Interesting essay, "Why History Goes in Circles" by Eric Ormsby in this weekend's edition of The Wall Street Journal.

It begins:
Ibn Khaldun pops up in the most unexpected places. This late medieval Tunisian-born thinker (1332-1406) has been celebrated by historians, economists, sociologists and ethnographers, not to mention scholars of Islamic thought, often rather vaguely and without any precise understanding of the nature of his ideas.
He has been called “the father of sociology” or the first “philosopher of history,” among other honorifics. In 1935 the popular English historian Arnold Toynbee, the author of “A Study of History” in 12 volumes, waxed rhapsodical over Ibn Khaldun’s accomplishments, claiming that his “Muqaddimah” (“Introduction” in Arabic) was “undoubtedly the greatest work of its kind that has ever been created by any mind in any time or place.” It doesn’t detract from Ibn Khaldun’s genuine originality to note that this claim is the sheerest hyperbole. Yet it had the happy effect of putting Ibn Khaldun back on the intellectual map, and it contains an element of truth: His speculations on history were unprecedented, his theories both novel and persuasive.
As Robert Irwin notes in his excellent “Ibn Khaldun: An Intellectual Biography” (Princeton, 243 pages, $29.95), his subject’s influence has also been pervasive, if often subterranean.
To take one surprising example: On Oct. 1, 1981, President Ronald Reagan alluded to him in a press conference when he invoked “a principle that goes back at least, I know, as far as the 14th century, when a Muslim philosopher named Ibn Khaldun said, ‘In the beginning of the dynasty, great tax revenues were gained from small assessments.

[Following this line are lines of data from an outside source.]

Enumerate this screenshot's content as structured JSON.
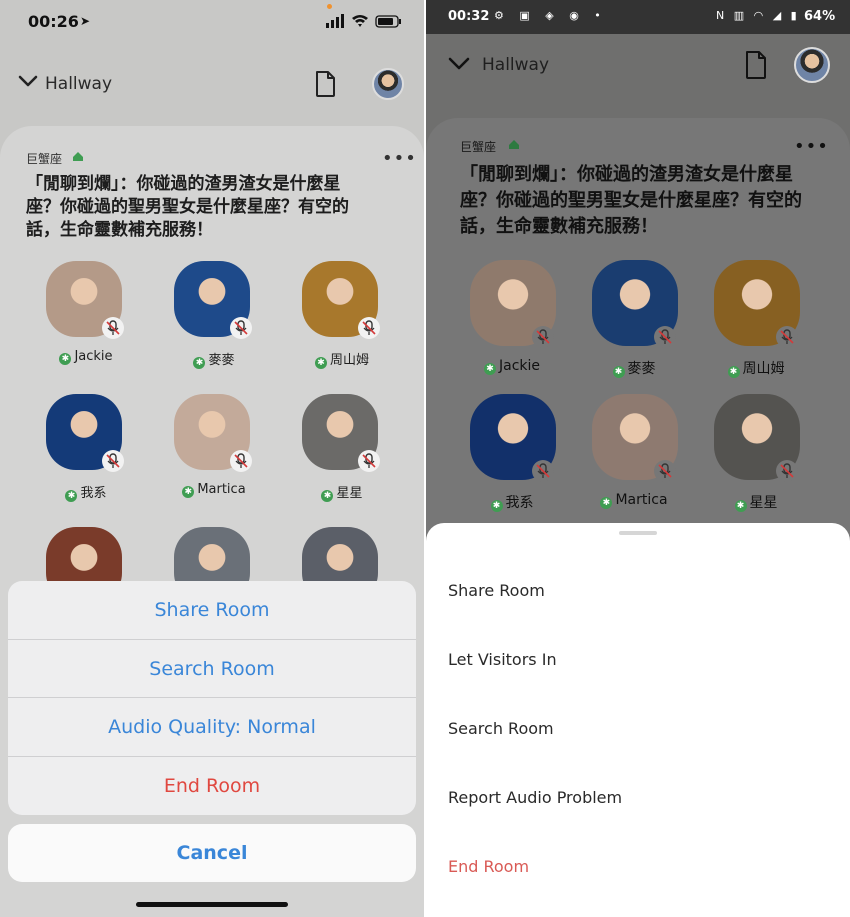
{
  "ios": {
    "status": {
      "time": "00:26",
      "location_icon": "location-arrow-icon"
    },
    "nav": {
      "back_label": "Hallway"
    },
    "room": {
      "club": "巨蟹座",
      "more": "•••",
      "title": "「閒聊到爛」：你碰過的渣男渣女是什麼星座？你碰過的聖男聖女是什麼星座？有空的話，生命靈數補充服務！"
    },
    "speakers": [
      {
        "name": "Jackie",
        "color": "#b49a88"
      },
      {
        "name": "麥麥",
        "color": "#1e4a8a"
      },
      {
        "name": "周山姆",
        "color": "#a8782c"
      },
      {
        "name": "我系",
        "color": "#143a78"
      },
      {
        "name": "Martica",
        "color": "#c3aa9a"
      },
      {
        "name": "星星",
        "color": "#6b6a68"
      },
      {
        "name": "",
        "color": "#7a3b2a"
      },
      {
        "name": "",
        "color": "#6a7078"
      },
      {
        "name": "",
        "color": "#5b5f68"
      }
    ],
    "sheet": {
      "items": [
        "Share Room",
        "Search Room",
        "Audio Quality: Normal",
        "End Room"
      ],
      "cancel": "Cancel"
    }
  },
  "android": {
    "status": {
      "time": "00:32",
      "battery": "64%"
    },
    "nav": {
      "back_label": "Hallway"
    },
    "room": {
      "club": "巨蟹座",
      "more": "•••",
      "title": "「閒聊到爛」：你碰過的渣男渣女是什麼星座？你碰過的聖男聖女是什麼星座？有空的話，生命靈數補充服務！"
    },
    "speakers": [
      {
        "name": "Jackie",
        "color": "#8f7a6c"
      },
      {
        "name": "麥麥",
        "color": "#1a3d70"
      },
      {
        "name": "周山姆",
        "color": "#876022"
      },
      {
        "name": "我系",
        "color": "#12306a"
      },
      {
        "name": "Martica",
        "color": "#8e7a70"
      },
      {
        "name": "星星",
        "color": "#545350"
      }
    ],
    "sheet": {
      "items": [
        "Share Room",
        "Let Visitors In",
        "Search Room",
        "Report Audio Problem",
        "End Room"
      ]
    }
  },
  "colors": {
    "ios_action": "#3a86d8",
    "danger": "#e04840",
    "club_green": "#3f9d52"
  }
}
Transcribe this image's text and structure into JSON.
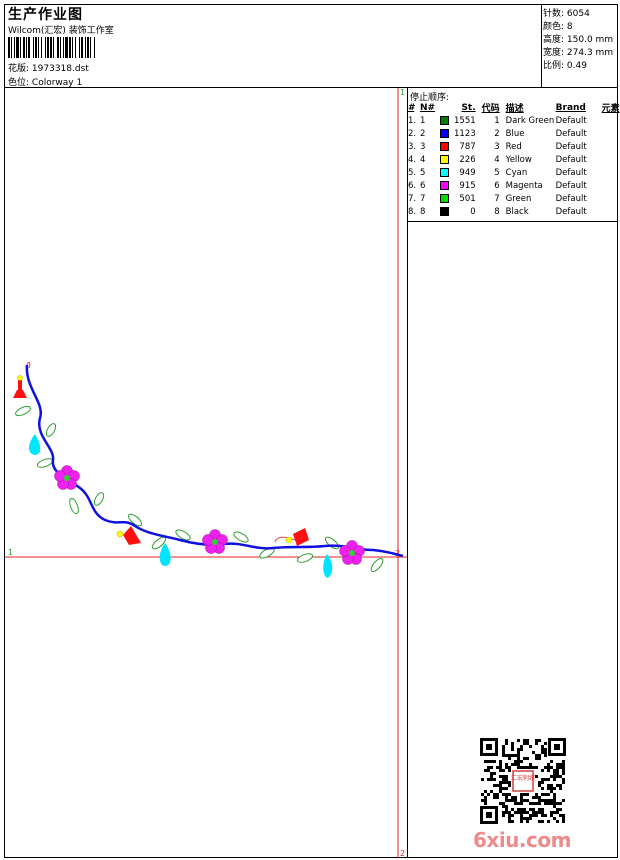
{
  "header": {
    "title": "生产作业图",
    "company": "Wilcom(汇宏) 装饰工作室",
    "design_label": "花版:",
    "design_file": "1973318.dst",
    "colorway_label": "色位:",
    "colorway": "Colorway 1"
  },
  "stats": [
    {
      "label": "针数:",
      "value": "6054"
    },
    {
      "label": "颜色:",
      "value": "8"
    },
    {
      "label": "高度:",
      "value": "150.0 mm"
    },
    {
      "label": "宽度:",
      "value": "274.3 mm"
    },
    {
      "label": "比例:",
      "value": "0.49"
    }
  ],
  "canvas": {
    "marker_left": "1",
    "marker_right": "2",
    "marker_top": "1",
    "marker_bottom": "2"
  },
  "stop_sequence": {
    "title": "停止顺序:",
    "columns": [
      "#",
      "N#",
      "St.",
      "代码",
      "描述",
      "Brand",
      "元素"
    ],
    "rows": [
      {
        "idx": "1.",
        "n": "1",
        "color": "#008000",
        "st": "1551",
        "code": "1",
        "desc": "Dark Green",
        "brand": "Default"
      },
      {
        "idx": "2.",
        "n": "2",
        "color": "#0000ff",
        "st": "1123",
        "code": "2",
        "desc": "Blue",
        "brand": "Default"
      },
      {
        "idx": "3.",
        "n": "3",
        "color": "#ff0000",
        "st": "787",
        "code": "3",
        "desc": "Red",
        "brand": "Default"
      },
      {
        "idx": "4.",
        "n": "4",
        "color": "#ffff00",
        "st": "226",
        "code": "4",
        "desc": "Yellow",
        "brand": "Default"
      },
      {
        "idx": "5.",
        "n": "5",
        "color": "#00ffff",
        "st": "949",
        "code": "5",
        "desc": "Cyan",
        "brand": "Default"
      },
      {
        "idx": "6.",
        "n": "6",
        "color": "#ff00ff",
        "st": "915",
        "code": "6",
        "desc": "Magenta",
        "brand": "Default"
      },
      {
        "idx": "7.",
        "n": "7",
        "color": "#00dd00",
        "st": "501",
        "code": "7",
        "desc": "Green",
        "brand": "Default"
      },
      {
        "idx": "8.",
        "n": "8",
        "color": "#000000",
        "st": "0",
        "code": "8",
        "desc": "Black",
        "brand": "Default"
      }
    ]
  },
  "watermark": {
    "logo_text": "6xiu.com",
    "seal_text": "汇宏刺绣"
  }
}
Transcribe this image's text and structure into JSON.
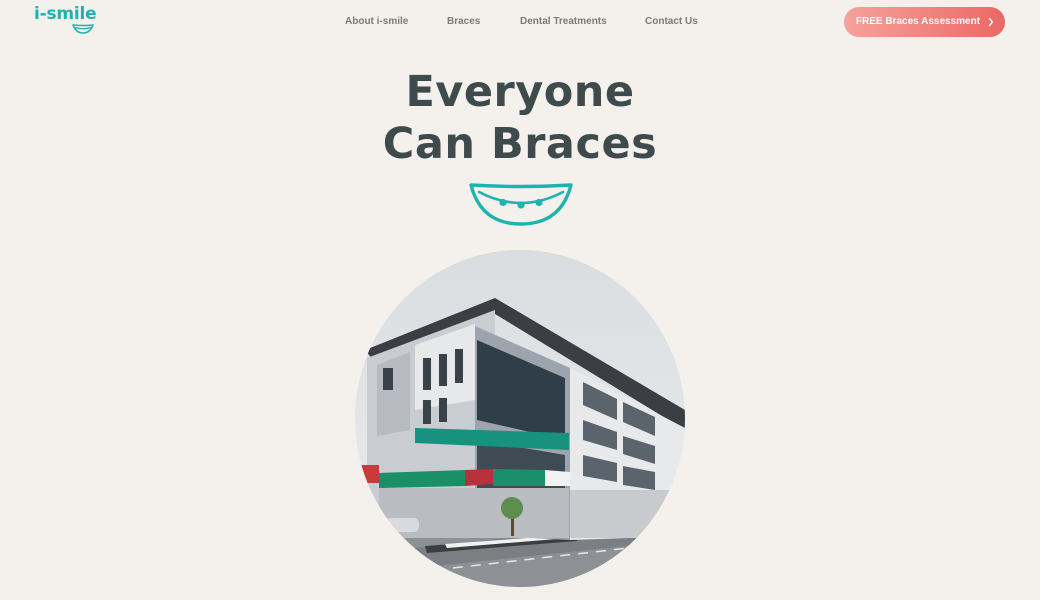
{
  "header": {
    "logo_text": "i-smile",
    "nav": [
      {
        "label": "About i-smile"
      },
      {
        "label": "Braces"
      },
      {
        "label": "Dental Treatments"
      },
      {
        "label": "Contact Us"
      }
    ],
    "cta_label": "FREE Braces Assessment",
    "cta_icon": "chevron-right-icon"
  },
  "hero": {
    "title_line1": "Everyone",
    "title_line2": "Can Braces",
    "smile_icon": "braces-smile-icon",
    "image_description_icon": "clinic-building-photo"
  },
  "colors": {
    "brand_teal": "#1fb3b0",
    "heading": "#3e4a4b",
    "nav_text": "#7a7a7a",
    "cta_start": "#f6a29c",
    "cta_end": "#ec6866",
    "background": "#f4f1ec"
  }
}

At the end of the dynasty, small tax revenues were gained from large assessments.”
(The president added—O forlorn hope!—“And we’re trying to get down to the small assessments and the great revenues.”) As Mr. Irwin shows, Ibn Khaldun’s cyclical notion of history also underlies classic works of science fiction, such as Isaac Asimov’s “Foundation” trilogy and Frank Herbert’s “Dune.” No other Muslim author, let alone one writing in high-flown classical Arabic, has had comparable influence on thinkers and scholars in both the Islamic world and the West.
Prince Salman is not mentioned in the essay -- you know, the one that has imposed huge tax assessments on his kingdom.